Она закончила среднюю школу, но говорила, как все местные: вместо «пришел» — «пришедши», вместо «ушел» — «ушедши». Уже потом, в Москве, я все собирался выяснить у филологов, почему на Псковщине так говорят, но так и не выяснил, а когда снова приезжал в Красногородск, уже через неделю тоже говорил «ушедши», «пришедши». Мне начинало казаться, что так понятнее и естественнее.
— Я тоже поужинаю, — сказал я.
Лидка разогрела на электрической плитке картошку, нарезала малосольных огурцов и соленого сала. Я разлил портвейн по стаканам. Мы выпили и стали есть.
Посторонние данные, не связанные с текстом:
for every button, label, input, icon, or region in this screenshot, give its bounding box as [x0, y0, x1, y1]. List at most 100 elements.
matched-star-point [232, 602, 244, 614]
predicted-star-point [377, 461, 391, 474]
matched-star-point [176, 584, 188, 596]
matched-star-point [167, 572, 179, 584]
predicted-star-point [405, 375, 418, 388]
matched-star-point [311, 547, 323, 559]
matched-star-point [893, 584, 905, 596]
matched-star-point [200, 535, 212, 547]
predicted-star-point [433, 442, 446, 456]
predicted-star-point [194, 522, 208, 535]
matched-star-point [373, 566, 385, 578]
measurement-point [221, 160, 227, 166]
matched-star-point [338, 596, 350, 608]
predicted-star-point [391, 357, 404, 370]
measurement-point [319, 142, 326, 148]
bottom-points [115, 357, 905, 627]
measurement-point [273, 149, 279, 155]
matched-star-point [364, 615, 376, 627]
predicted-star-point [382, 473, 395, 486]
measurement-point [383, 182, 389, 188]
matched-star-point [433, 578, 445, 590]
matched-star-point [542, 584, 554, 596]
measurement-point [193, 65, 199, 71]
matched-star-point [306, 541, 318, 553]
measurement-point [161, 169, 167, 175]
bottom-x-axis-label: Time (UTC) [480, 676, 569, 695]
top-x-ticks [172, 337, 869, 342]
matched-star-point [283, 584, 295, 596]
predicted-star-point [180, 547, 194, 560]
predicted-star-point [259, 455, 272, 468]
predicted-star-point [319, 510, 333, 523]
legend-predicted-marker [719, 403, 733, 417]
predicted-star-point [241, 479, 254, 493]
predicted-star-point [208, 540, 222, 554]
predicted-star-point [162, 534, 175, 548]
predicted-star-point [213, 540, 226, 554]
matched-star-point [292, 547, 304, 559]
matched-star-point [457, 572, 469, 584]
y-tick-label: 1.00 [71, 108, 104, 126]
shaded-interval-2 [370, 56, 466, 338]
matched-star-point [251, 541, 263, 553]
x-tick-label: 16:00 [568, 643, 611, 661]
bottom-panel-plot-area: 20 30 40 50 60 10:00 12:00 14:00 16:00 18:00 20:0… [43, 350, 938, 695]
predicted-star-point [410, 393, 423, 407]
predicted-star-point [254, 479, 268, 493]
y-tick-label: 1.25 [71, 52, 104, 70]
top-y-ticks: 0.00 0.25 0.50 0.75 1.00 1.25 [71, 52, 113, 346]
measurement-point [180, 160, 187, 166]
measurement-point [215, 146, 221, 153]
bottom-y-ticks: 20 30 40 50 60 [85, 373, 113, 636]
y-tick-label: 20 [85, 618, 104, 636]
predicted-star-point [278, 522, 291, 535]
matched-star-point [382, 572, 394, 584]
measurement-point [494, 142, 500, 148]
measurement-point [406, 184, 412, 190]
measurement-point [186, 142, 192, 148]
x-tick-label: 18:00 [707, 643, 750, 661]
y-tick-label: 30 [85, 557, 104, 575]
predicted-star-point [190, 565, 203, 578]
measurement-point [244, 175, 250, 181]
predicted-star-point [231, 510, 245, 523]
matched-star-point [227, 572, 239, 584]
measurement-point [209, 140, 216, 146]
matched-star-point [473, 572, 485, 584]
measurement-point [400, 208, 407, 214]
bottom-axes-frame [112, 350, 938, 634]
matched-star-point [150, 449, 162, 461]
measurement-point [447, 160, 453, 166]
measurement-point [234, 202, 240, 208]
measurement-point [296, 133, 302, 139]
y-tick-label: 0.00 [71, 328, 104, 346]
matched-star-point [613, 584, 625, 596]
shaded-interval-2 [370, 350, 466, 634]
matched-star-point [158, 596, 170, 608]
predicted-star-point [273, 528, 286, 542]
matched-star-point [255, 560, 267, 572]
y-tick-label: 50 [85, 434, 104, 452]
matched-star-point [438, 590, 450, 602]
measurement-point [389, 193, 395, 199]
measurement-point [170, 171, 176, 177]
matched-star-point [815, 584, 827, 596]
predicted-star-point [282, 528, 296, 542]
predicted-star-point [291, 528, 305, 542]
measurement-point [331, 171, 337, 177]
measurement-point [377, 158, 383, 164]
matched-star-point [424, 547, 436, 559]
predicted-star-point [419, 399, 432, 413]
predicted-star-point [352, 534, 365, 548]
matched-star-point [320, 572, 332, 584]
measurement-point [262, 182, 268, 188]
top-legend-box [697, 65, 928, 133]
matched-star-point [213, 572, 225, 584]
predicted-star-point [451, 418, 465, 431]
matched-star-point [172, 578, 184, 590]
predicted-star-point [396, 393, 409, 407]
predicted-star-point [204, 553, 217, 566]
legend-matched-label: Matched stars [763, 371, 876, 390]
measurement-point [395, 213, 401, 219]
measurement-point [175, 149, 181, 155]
Лидка слегка раскраснелась.
— А теперь говори, зачем пришел, — сказала она, когда мы опорожнили первую бутылку портвейна и принялись за вторую. Без привычки я стал быстро хмелеть и, понимая это, подливал Лидке побольше, а себе поменьше.
— Очень ты мне нравишься, — начал я.
— Чем я тебе вдруг понравилась? — спросила Лидка.
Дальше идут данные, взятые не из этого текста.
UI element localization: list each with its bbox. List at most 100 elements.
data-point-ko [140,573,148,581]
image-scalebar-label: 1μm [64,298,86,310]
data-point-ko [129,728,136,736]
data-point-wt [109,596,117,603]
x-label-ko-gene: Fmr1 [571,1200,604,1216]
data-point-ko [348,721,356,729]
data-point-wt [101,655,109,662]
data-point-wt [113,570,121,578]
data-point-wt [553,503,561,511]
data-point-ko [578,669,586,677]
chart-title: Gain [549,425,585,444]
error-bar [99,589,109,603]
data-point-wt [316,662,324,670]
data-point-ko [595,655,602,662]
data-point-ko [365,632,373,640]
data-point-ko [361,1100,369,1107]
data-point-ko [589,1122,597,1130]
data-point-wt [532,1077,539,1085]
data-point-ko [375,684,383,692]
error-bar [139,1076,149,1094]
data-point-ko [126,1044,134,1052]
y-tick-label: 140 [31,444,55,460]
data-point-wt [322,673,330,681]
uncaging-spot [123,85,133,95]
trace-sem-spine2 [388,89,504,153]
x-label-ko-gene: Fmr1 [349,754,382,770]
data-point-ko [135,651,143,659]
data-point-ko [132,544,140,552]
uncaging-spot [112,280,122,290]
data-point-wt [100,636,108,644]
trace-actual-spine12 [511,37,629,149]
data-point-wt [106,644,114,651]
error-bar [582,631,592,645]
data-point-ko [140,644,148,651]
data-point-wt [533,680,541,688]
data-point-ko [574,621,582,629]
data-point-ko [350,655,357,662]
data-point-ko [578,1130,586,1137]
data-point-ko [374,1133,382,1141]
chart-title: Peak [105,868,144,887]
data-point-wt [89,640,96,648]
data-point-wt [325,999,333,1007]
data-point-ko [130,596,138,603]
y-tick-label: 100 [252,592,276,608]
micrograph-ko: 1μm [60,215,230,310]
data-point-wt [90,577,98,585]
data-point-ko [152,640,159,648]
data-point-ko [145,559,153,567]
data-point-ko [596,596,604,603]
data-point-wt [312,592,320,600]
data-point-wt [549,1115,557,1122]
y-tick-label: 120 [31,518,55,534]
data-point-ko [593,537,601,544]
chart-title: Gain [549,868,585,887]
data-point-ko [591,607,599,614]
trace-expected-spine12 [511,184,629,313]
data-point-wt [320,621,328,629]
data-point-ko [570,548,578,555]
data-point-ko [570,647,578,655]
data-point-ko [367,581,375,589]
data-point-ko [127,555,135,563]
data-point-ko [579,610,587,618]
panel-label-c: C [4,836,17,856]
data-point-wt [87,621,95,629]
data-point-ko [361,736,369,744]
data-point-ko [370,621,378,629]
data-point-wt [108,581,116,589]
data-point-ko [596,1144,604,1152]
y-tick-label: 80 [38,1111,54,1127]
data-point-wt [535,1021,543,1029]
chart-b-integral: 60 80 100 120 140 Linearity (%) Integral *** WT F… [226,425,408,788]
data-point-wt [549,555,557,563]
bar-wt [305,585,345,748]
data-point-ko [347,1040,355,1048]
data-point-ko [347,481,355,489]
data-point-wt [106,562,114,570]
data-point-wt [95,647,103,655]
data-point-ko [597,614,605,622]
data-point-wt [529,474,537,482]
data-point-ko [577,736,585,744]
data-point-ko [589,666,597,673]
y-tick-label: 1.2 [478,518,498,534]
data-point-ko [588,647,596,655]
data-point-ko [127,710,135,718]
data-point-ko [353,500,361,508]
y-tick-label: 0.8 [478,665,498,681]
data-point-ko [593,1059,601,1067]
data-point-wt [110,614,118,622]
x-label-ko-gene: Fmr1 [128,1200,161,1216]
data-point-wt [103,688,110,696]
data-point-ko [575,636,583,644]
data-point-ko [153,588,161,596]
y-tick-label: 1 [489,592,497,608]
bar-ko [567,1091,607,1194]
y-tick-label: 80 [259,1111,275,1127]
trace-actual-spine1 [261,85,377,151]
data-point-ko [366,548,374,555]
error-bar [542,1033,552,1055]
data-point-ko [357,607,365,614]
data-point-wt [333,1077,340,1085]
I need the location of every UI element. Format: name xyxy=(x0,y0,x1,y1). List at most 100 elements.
— Всем. Ты красивая. У тебя замечательные глаза, серо-синие, как наша речка, и волосы у тебя замечательные, и улыбаешься ты замечательно.
Лидка улыбнулась, растянула губы и с трудом стянула их, она тоже охмелела. Я стал решать, как ее обнять, мы сидели рядом, и обнять ее я мог только за плечи. Тогда я встал и обнял ее сзади, положив свои руки на ее грудь.
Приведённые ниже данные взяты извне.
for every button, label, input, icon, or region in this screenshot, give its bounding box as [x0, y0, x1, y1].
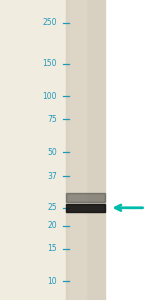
Bar: [83, 0, 87, 300]
Bar: [75, 0, 79, 300]
Bar: [66, 193, 105, 202]
Text: 25: 25: [47, 203, 57, 212]
Bar: [66, 0, 70, 300]
Text: 50: 50: [47, 148, 57, 157]
Bar: [69, 0, 73, 300]
Bar: [67, 0, 71, 300]
Bar: [78, 0, 82, 300]
Bar: [84, 0, 87, 300]
Text: 100: 100: [42, 92, 57, 101]
Bar: [66, 0, 105, 300]
Text: 150: 150: [42, 59, 57, 68]
Text: 250: 250: [42, 18, 57, 27]
Bar: [77, 0, 81, 300]
Bar: [85, 0, 88, 300]
Text: 20: 20: [47, 221, 57, 230]
Bar: [76, 0, 80, 300]
Bar: [105, 0, 150, 300]
Bar: [66, 204, 105, 212]
Bar: [71, 0, 75, 300]
Bar: [81, 0, 85, 300]
Bar: [82, 0, 86, 300]
Bar: [79, 0, 83, 300]
Text: 75: 75: [47, 115, 57, 124]
Bar: [68, 0, 72, 300]
Text: 10: 10: [47, 277, 57, 286]
Bar: [0, 0, 105, 300]
Text: 37: 37: [47, 172, 57, 181]
Text: 15: 15: [47, 244, 57, 253]
Bar: [80, 0, 84, 300]
Bar: [72, 0, 76, 300]
Bar: [70, 0, 74, 300]
Bar: [73, 0, 77, 300]
Bar: [74, 0, 78, 300]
Рядом со столом стояла кушетка. В фильмах я видел, как мужчины несли женщин к постели, но, прикинув ее вес, понял, что не подниму ее.
— Ты имел хоть одну бабу? — спросила Лидка.
— Имел, — соврал я.
— Кто хоть такая?
— Потом скажу.
Я приподнял ее и стал подталкивать к кушетке. Она, стряхнув мои руки, прошла в горницу, задернула занавески, села на кровать и, по-видимому, засомневалась. Я стянул рубашку, сбросил брюки и трусы и стоял перед нею совсем голый. Она увидела, что у меня торчит, отвела глаза, посмотрела еще раз, расстегнула пуговицы халата и тоже оказалась голой. Она легла на кровать и раскинула ноги. Я увидел темный, поросший волосом треугольник и, опасаясь, что она передумает, навалился на нее. По рассказам старших мужиков я знал, что делать дальше, но почему-то не попадал туда и все утыкался в ее пах. Я уже хотел признаться, что это у меня в первый раз, и попросить, чтобы она помогла, но Лидка уже взяла мой член и, как мне показалось, раздраженно ткнула его куда надо. И я заскользил в приятно-горячем и влажном, будто поплыл по теплой темной реке, почему-то я закрыл глаза. Когда я входил, она отодвигалась от меня, и я будто догонял ее, а когда уходил я, догоняла она меня. Я сбил этот ритм, и, когда она догнала меня, я приостановился и так бросился ей навстречу — это было как лобовое столкновение автомобилей, что она ахнула. Теперь она стремилась ко мне, а я к ней. Вдруг она стала дышать тяжело, как дышишь на последних метрах стометровки. Я знал, что мужчины и женщины тяжело дышат, когда этим занимаются. Еще до школы я жил в лесничестве у тетки, родной сестры своей матери, и однажды услышал, что кровать, на которой спала тетка со своим мужем Жоржем, начала скрипеть, потом они задышали тяжело, он с выдохом, будто кидал сено на скирду, а она часто-часто. Но я дышал ровно, потому что был тренированным, быстрее всех в школе бегал четыреста метров с барьерами. Лидка вдруг обняла меня, прижалась, мешая мне двигаться, потом задрожала, почему-то всхлипнула и выпрямила ноги.